2017-03-02 Thread Boris Zbarsky

On 3/2/17 1:52 PM, kearw...@kearwood.com wrote:

I tend to agree with Brandon on this particular issue


That's fine.  I agree with you and Brandon too. ;)  I'm just worried 
about possible interop problems more than anything else at the moment.



Would this issue block release of WebVR in Firefox 54?


To some extent this is a call people more familiar with how this API 
gets used and what interop issues can arise should make.


Note that per 
https://github.com/w3c/webvr/issues/128#issuecomment-283854007 the 
behavior of getFrameData is not interoperable between Edge and Firefox: 
we create new objects hanging off the VRFrameData each time, while they 
mutate all the existing stuff in-place.  This can lead to bugs like code 
that tries to optimize by grabbing a reference to one of the typed 
arrays and then calling getFrameData and assuming the array they are 
referencing is updated (if they test in Edge).  Or not updated and 
represents the previous frame (if they test in Firefox)...

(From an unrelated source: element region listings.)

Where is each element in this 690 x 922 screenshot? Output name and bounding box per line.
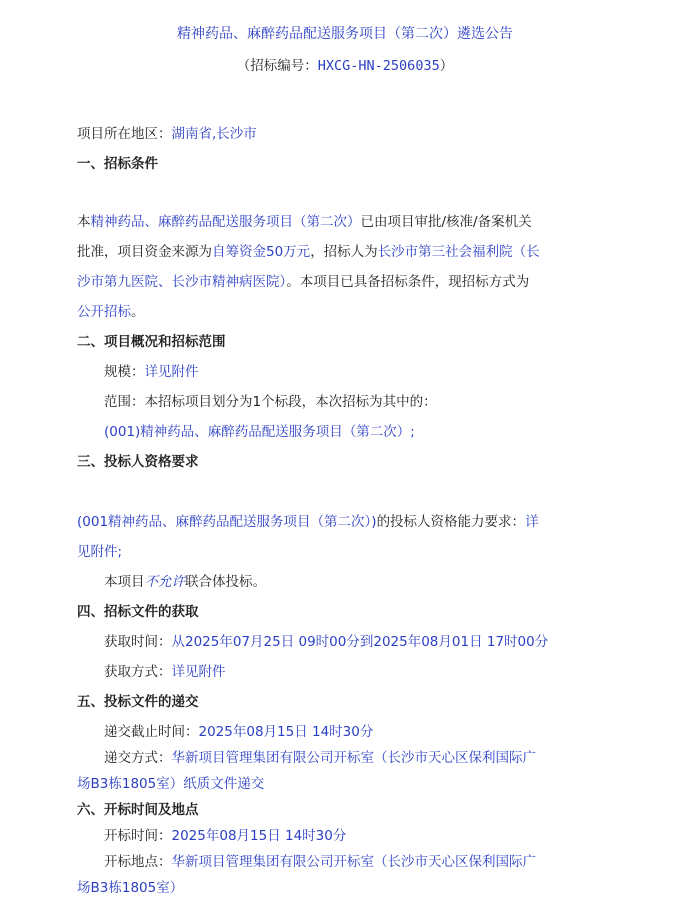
scale-label: 规模： bbox=[104, 364, 145, 380]
submit-method-value-cont: 场B3栋1805室）纸质文件递交 bbox=[77, 776, 265, 792]
tenderer-name-cont: 沙市第九医院、长沙市精神病医院） bbox=[77, 274, 287, 290]
section-2-heading: 二、项目概况和招标范围 bbox=[77, 334, 226, 350]
region-value: 湖南省,长沙市 bbox=[171, 126, 257, 142]
tender-number-value: HXCG-HN-2506035 bbox=[317, 58, 440, 74]
tender-number-prefix: （招标编号： bbox=[236, 58, 318, 74]
tender-method: 公开招标 bbox=[77, 304, 131, 320]
tender-number-suffix: ） bbox=[439, 58, 454, 74]
requirement-line-1 bbox=[77, 512, 539, 532]
cond-2c: ，招标人为 bbox=[310, 244, 378, 260]
submit-method-row bbox=[104, 748, 536, 768]
consortium-c: 联合体投标。 bbox=[185, 574, 266, 590]
scope-row: 范围：本招标项目划分为1个标段，本次招标为其中的： bbox=[104, 394, 437, 410]
scale-row bbox=[104, 362, 199, 382]
cond-3b: 。本项目已具备招标条件，现招标方式为 bbox=[286, 274, 530, 290]
opening-place-row bbox=[104, 852, 536, 872]
submit-method-value: 华新项目管理集团有限公司开标室（长沙市天心区保利国际广 bbox=[171, 750, 536, 766]
fund-source: 自筹资金50万元 bbox=[212, 244, 311, 260]
req-text: 的投标人资格能力要求： bbox=[376, 514, 526, 530]
lot-item: (001)精神药品、麻醉药品配送服务项目（第二次）; bbox=[104, 424, 415, 440]
opening-place-label: 开标地点： bbox=[104, 854, 172, 870]
cond-4-end: 。 bbox=[131, 304, 145, 320]
conditions-line-1 bbox=[77, 212, 532, 232]
tender-number bbox=[0, 56, 690, 76]
requirement-line-2: 见附件; bbox=[77, 544, 123, 560]
opening-place-value-cont: 场B3栋1805室） bbox=[77, 880, 184, 896]
tenderer-name: 长沙市第三社会福利院（长 bbox=[377, 244, 540, 260]
deadline-label: 递交截止时间： bbox=[104, 724, 199, 740]
scale-value: 详见附件 bbox=[144, 364, 199, 380]
conditions-line-4 bbox=[77, 302, 145, 322]
project-region bbox=[77, 124, 257, 144]
consortium-row bbox=[104, 572, 266, 592]
obtain-time-value: 从2025年07月25日 09时00分到2025年08月01日 17时00分 bbox=[171, 634, 549, 650]
obtain-method-label: 获取方式： bbox=[104, 664, 172, 680]
req-lot: (001精神药品、麻醉药品配送服务项目（第二次）) bbox=[77, 514, 377, 530]
opening-time-value: 2025年08月15日 14时30分 bbox=[171, 828, 347, 844]
region-label: 项目所在地区： bbox=[77, 126, 172, 142]
req-detail: 详 bbox=[525, 514, 539, 530]
section-4-heading: 四、招标文件的获取 bbox=[77, 604, 199, 620]
obtain-time-label: 获取时间： bbox=[104, 634, 172, 650]
opening-place-value: 华新项目管理集团有限公司开标室（长沙市天心区保利国际广 bbox=[171, 854, 536, 870]
cond-1c: 已由项目审批/核准/备案机关 bbox=[360, 214, 532, 230]
notice-title: 精神药品、麻醉药品配送服务项目（第二次）遴选公告 bbox=[177, 26, 513, 42]
deadline-row bbox=[104, 722, 373, 742]
conditions-line-3 bbox=[77, 272, 529, 292]
conditions-line-2 bbox=[77, 242, 540, 262]
project-name: 精神药品、麻醉药品配送服务项目（第二次） bbox=[90, 214, 361, 230]
section-3-heading: 三、投标人资格要求 bbox=[77, 454, 199, 470]
submit-method-label: 递交方式： bbox=[104, 750, 172, 766]
opening-time-label: 开标时间： bbox=[104, 828, 172, 844]
obtain-method-value: 详见附件 bbox=[171, 664, 226, 680]
obtain-method-row bbox=[104, 662, 226, 682]
cond-2a: 批准，项目资金来源为 bbox=[77, 244, 212, 260]
section-1-heading: 一、招标条件 bbox=[77, 156, 158, 172]
consortium-value: 不允许 bbox=[144, 574, 185, 590]
cond-1a: 本 bbox=[77, 214, 91, 230]
section-5-heading: 五、投标文件的递交 bbox=[77, 694, 199, 710]
obtain-time-row bbox=[104, 632, 548, 652]
opening-time-row bbox=[104, 826, 346, 846]
deadline-value: 2025年08月15日 14时30分 bbox=[198, 724, 374, 740]
section-6-heading: 六、开标时间及地点 bbox=[77, 802, 199, 818]
consortium-a: 本项目 bbox=[104, 574, 145, 590]
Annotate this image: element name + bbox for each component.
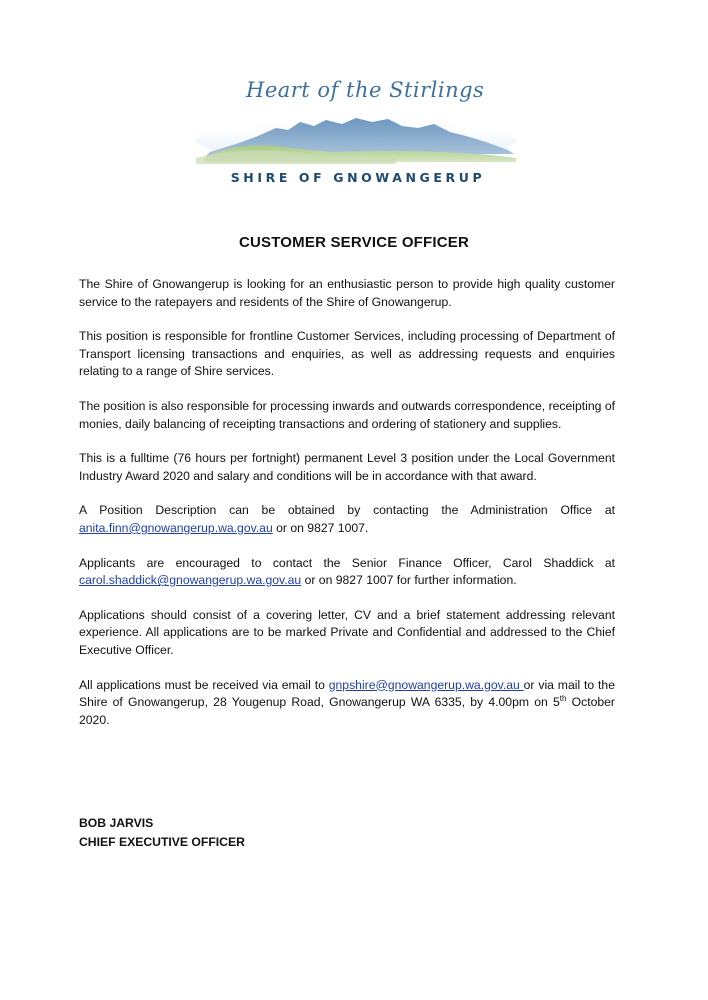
paragraph-employment-terms: This is a fulltime (76 hours per fortnight) permanent Level 3 position under the Local Government Industry Award 2020 and salary and conditions will be in accordance with that award. xyxy=(79,451,615,483)
paragraph-text: or on 9827 1007 for further information. xyxy=(301,573,517,588)
paragraph-text: or on 9827 1007. xyxy=(272,520,369,535)
paragraph-position-description xyxy=(79,502,615,537)
paragraph-text: October 2020. xyxy=(79,695,615,727)
document-body xyxy=(79,276,615,746)
signatory-title: CHIEF EXECUTIVE OFFICER xyxy=(79,835,245,849)
paragraph-submission-details xyxy=(79,677,615,730)
paragraph-intro: The Shire of Gnowangerup is looking for an enthusiastic person to provide high quality customer service to the ratepayers and residents of the Shire of Gnowangerup. xyxy=(79,277,615,309)
shire-logo xyxy=(196,78,520,190)
paragraph-text: Applicants are encouraged to contact the Senior Finance Officer, Carol Shaddick at xyxy=(79,555,615,570)
email-link-gnpshire[interactable]: gnpshire@gnowangerup.wa.gov.au xyxy=(328,677,524,692)
paragraph-text: All applications must be received via email to xyxy=(79,677,329,692)
signatory-name: BOB JARVIS xyxy=(79,816,154,830)
paragraph-responsibilities: This position is responsible for frontline Customer Services, including processing of Department of Transport licensing transactions and enquiries, as well as addressing requests and enquiries relating to a range of Shire services. xyxy=(79,329,615,379)
paragraph-text: A Position Description can be obtained by contacting the Administration Office at xyxy=(79,503,615,518)
paragraph-contact-officer xyxy=(79,555,615,590)
logo-script-text: Heart of the Stirlings xyxy=(246,78,485,102)
signature-block xyxy=(79,814,245,852)
paragraph-application-requirements: Applications should consist of a covering letter, CV and a brief statement addressing relevant experience. All applications are to be marked Private and Confidential and addressed to the Chief Executive Officer. xyxy=(79,607,615,657)
paragraph-text: or via mail to the Shire of Gnowangerup, 28 Yougenup Road, Gnowangerup WA 6335, by 4.00pm on 5 xyxy=(79,677,615,710)
logo-org-name: SHIRE OF GNOWANGERUP xyxy=(230,170,486,185)
ordinal-suffix: th xyxy=(559,694,567,704)
email-link-anita[interactable]: anita.finn@gnowangerup.wa.gov.au xyxy=(79,520,273,535)
page-title: CUSTOMER SERVICE OFFICER xyxy=(238,234,470,251)
paragraph-additional-duties: The position is also responsible for processing inwards and outwards correspondence, receipting of monies, daily balancing of receipting transactions and ordering of stationery and supplies. xyxy=(79,398,615,431)
email-link-carol[interactable]: carol.shaddick@gnowangerup.wa.gov.au xyxy=(79,573,302,588)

Again, I only spent a few minutes looking at this spec.  What would be 
most helpful here is if someone went through it carefully looking for 
underpecified bits like this, then filed issues as needed and checked 
what browsers actually do in the underspecified cases.  Then we can 
decide whether whatever behavior differences we find are sufficient that 
there is high interop risk from shipping.